Le jurisconsulte et historien romain écrivit au IIème siècle c’est-à-dire lors de l’époque classique, période longue de deux siècles ou pax romana et développement d’un droit nouveau coexistaient. Siècle ou Rome s’ouvre et s’étend, il s’agit aussi de la période la plus féconde pour le droit romain, il n’en est pas moins que la jurisprudence exerce librement. En revanche, il faut distinguer la juris prudentia contemporaine au jurisconsulte romain comme une jurisprudence qui a tous les traits de notre doctrine actuelle ; seulement, en ces temps la doctrine subsistait inexistante.
Plus particulièrement, et la réussite de notre analyse en dépend, il faut savoir l’extrait porte sur des changements historico-politiques et doctrinaux intrinsèquement lié à une mutation et à une avancée du droit. En effet, si la doctrine subsistait quasi inexistante jusque-là, les Lois des XII Tables vinrent au début de la République (509 av. J.-C.), en 451-450 av. J.-C. s’élever tel le premier monument législatif dont l’existence historique demeure incontestée. Aussi aborde-t-il la période qui suit leur publication, c’est-à-dire les répercussions qu’a eu le passage d’un droit oral (id est le jus) à un droit écrit, la mise par écrit des coutumes. Pomponius s’intéresse spécifiquement à l’accueil des lois par la juris prudentia puis il aborde un autre tournant du droit romain lequel est le passage de la fin de la République au début de l’Empire et plus précisément du Haut Empire (27 av. J.-C.-fin du IIIème siècle) de sorte qu’il s’intéressera à l’époque précise du sacre d’Octave qui devient l’empereur Auguste et la création en faveur de certains jurisconsultes du « droit de répondre en public » plus connu sous son vocable latin jus publice respondendi, jusqu’au règne d’Hadrien — et à ses conséquences – période essentielle pour l’histoire du droit où la législation et l’autorité de l’empereur deviennent sources fondamentales de droit et où les principaux jurisconsultes deviennent des proche du prince (au sens du princeps).

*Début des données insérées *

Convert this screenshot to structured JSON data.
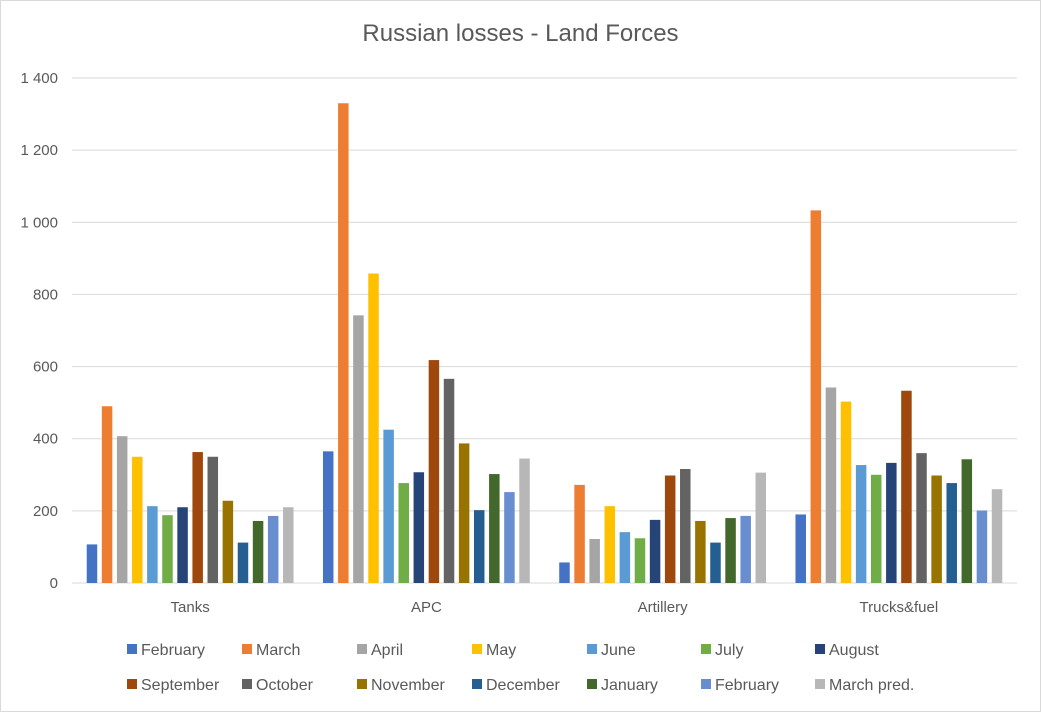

Dans quelles mesure les Prudents ont-ils acquis leur autorité juridique laquelle coïncidait et résultait de l’éclosion d’une nouvelle source fondamentale du droit voire d’une inaccoutumée approche au droit. Si la Loi des XII Tables apportèrent un sursaut de l’intellect juridique de la juris prudentia qui n’était pas distinguée du reste du droit civil (I), la juris prudencia s’affirma lors d’une période essentielle pour l’histoire du droit en tant que source du droit à part entière lorsque le jus respondendi est apparu tel un privilège accordé aux Prudents dans une époque où la législation et l’autorité impériale deviennent la source fondamentale du droit (II).
I/ De la Lois des XII Tables, le passage du jus à un droit écrit, à une nouvelle approche de la juris prudentia au droit et à la science du droit, puis à l’émergence d’une source du droit.
L’écriture de la Loi des XII Tables entraîne un passage d’un droit oral à un droit écrit. La juris prudentia a accueilli un nouveau rapport au droit, s’est révélée en rendant public le fait d’étudier la science du droit et de l’enseigner lorsque la tradition la tenait de garder un tel travail secret en se consacrant uniquement à la consultation.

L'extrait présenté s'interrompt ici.